Agricultural land rights for women

Also, share in joint family property; new bill passed

 
By SOURAV MISHRA
Published: Friday 30 September 2005

-- (Credit: Shyamal)women's rights received a shot in the arm with the Hindu Succession (Amendments) Bill, 2004, passed in the Lok Sabha on August 29, 2005, which guaranteed over 400 million Hindu women in India equal rights over agricultural land and joint property in the Hindu Undivided Family (huf). The bill grants women coparcenary in huf; they have equal rights even in their grandfathers' properties, which was denied to them earlier. The bill was approved by the Rajya Sabha on August 16, 2005, and awaits the President's approval.

"This is a landmark legislation as it allows women access to her and her family's livelihood through ownership over agricultural land," says Shalu Nigam, a legal expert with the Centre for Women and Development Studies (cwds). The Hindu Succession Act, 1956, denied women's claim over agricultural land through succession to prevent fragmentation of land and avoid complications in fixation of ceilings and devolution of tenancy rights. Based on the medieval Hindu 'Mitakshra' system, it gave primacy to male linear descendants in the male line of descent.
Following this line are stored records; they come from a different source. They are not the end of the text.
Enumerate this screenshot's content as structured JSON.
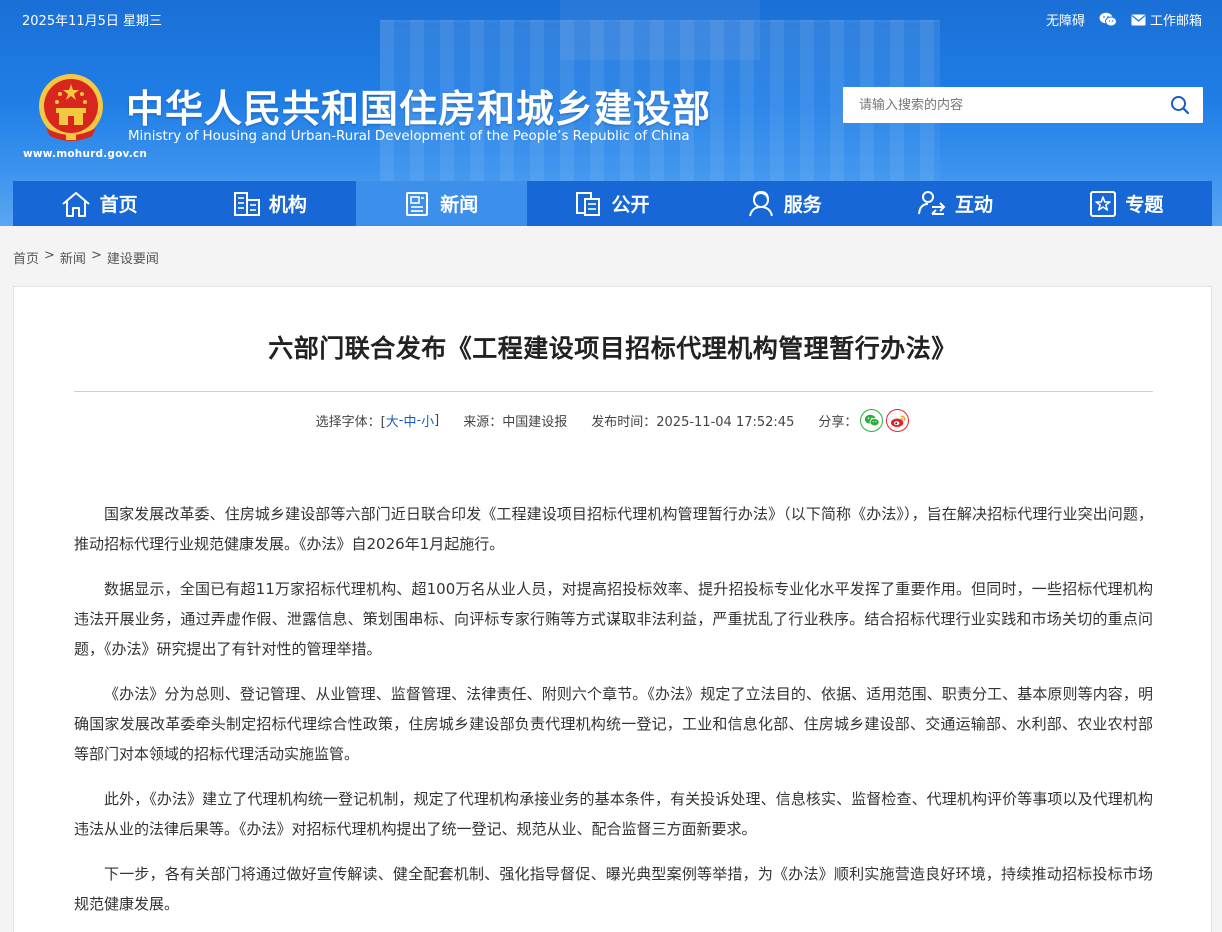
{
  "topbar": {
    "date": "2025年11月5日 星期三",
    "accessibility": "无障碍",
    "work_mail": "工作邮箱"
  },
  "site": {
    "domain": "www.mohurd.gov.cn",
    "title": "中华人民共和国住房和城乡建设部",
    "subtitle": "Ministry of Housing and Urban-Rural Development of the People’s Republic of China"
  },
  "search": {
    "placeholder": "请输入搜索的内容"
  },
  "nav": {
    "items": [
      {
        "label": "首页",
        "icon": "home-icon"
      },
      {
        "label": "机构",
        "icon": "organization-icon"
      },
      {
        "label": "新闻",
        "icon": "news-icon",
        "active": true
      },
      {
        "label": "公开",
        "icon": "disclosure-icon"
      },
      {
        "label": "服务",
        "icon": "service-icon"
      },
      {
        "label": "互动",
        "icon": "interaction-icon"
      },
      {
        "label": "专题",
        "icon": "topic-icon"
      }
    ]
  },
  "breadcrumb": {
    "home": "首页",
    "sep": ">",
    "news": "新闻",
    "current": "建设要闻"
  },
  "article": {
    "title": "六部门联合发布《工程建设项目招标代理机构管理暂行办法》",
    "meta": {
      "font_label": "选择字体：[",
      "font_large": "大",
      "font_medium": "中",
      "font_small": "小",
      "font_dash": " - ",
      "font_close": " ]",
      "source": "来源：中国建设报",
      "published": "发布时间：2025-11-04 17:52:45",
      "share": "分享："
    },
    "paragraphs": [
      "国家发展改革委、住房城乡建设部等六部门近日联合印发《工程建设项目招标代理机构管理暂行办法》（以下简称《办法》），旨在解决招标代理行业突出问题，推动招标代理行业规范健康发展。《办法》自2026年1月起施行。",
      "数据显示，全国已有超11万家招标代理机构、超100万名从业人员，对提高招投标效率、提升招投标专业化水平发挥了重要作用。但同时，一些招标代理机构违法开展业务，通过弄虚作假、泄露信息、策划围串标、向评标专家行贿等方式谋取非法利益，严重扰乱了行业秩序。结合招标代理行业实践和市场关切的重点问题，《办法》研究提出了有针对性的管理举措。",
      "《办法》分为总则、登记管理、从业管理、监督管理、法律责任、附则六个章节。《办法》规定了立法目的、依据、适用范围、职责分工、基本原则等内容，明确国家发展改革委牵头制定招标代理综合性政策，住房城乡建设部负责代理机构统一登记，工业和信息化部、住房城乡建设部、交通运输部、水利部、农业农村部等部门对本领域的招标代理活动实施监管。",
      "此外，《办法》建立了代理机构统一登记机制，规定了代理机构承接业务的基本条件，有关投诉处理、信息核实、监督检查、代理机构评价等事项以及代理机构违法从业的法律后果等。《办法》对招标代理机构提出了统一登记、规范从业、配合监督三方面新要求。",
      "下一步，各有关部门将通过做好宣传解读、健全配套机制、强化指导督促、曝光典型案例等举措，为《办法》顺利实施营造良好环境，持续推动招标投标市场规范健康发展。"
    ]
  },
  "colors": {
    "header_blue": "#1f7ee6",
    "nav_blue": "#1767d6",
    "nav_active": "#3d8fec",
    "link_blue": "#1a5bc4",
    "wechat_green": "#2aae3a",
    "weibo_red": "#e0242b",
    "emblem_red": "#d8261f",
    "emblem_gold": "#f5c842"
  }
}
Being lucrative property in rural areas, agricultural land was always a male privilege. Even when communist West Bengal tried land reforms in 1977 by distributing land to the landless, it did not consider women. "This was because...women were not considered land-tillers. Thus, although they did most agricultural work, they had little right over agricultural property," explains Indu Agnihotri, senior fellow, cwds. The situation was worse in states like Haryana, Punjab, Himachal Pradesh, Delhi, Uttar Pradesh and Jammu Kashmir, where tenurial laws were completely against women. But the new law will override all discriminatory state laws. In southern states, the laws favoured women slightly; Kerala had abolished the huf property system.

Bina Agarwal of New Delhi-based Institute of Economic Growth, who has campaigned for the amendment, believes it will bring gender justice and improve women's socio-economic status. Earlier studies have shown that gender inequality in agricultural land is a precursor to poverty in rural areas. "As women had no rights over farmlands, they had little say in mortgaging and its other uses by the male," points out Agnihotri. This endangered their livelihood, increased domestic violence and compromised care for their children.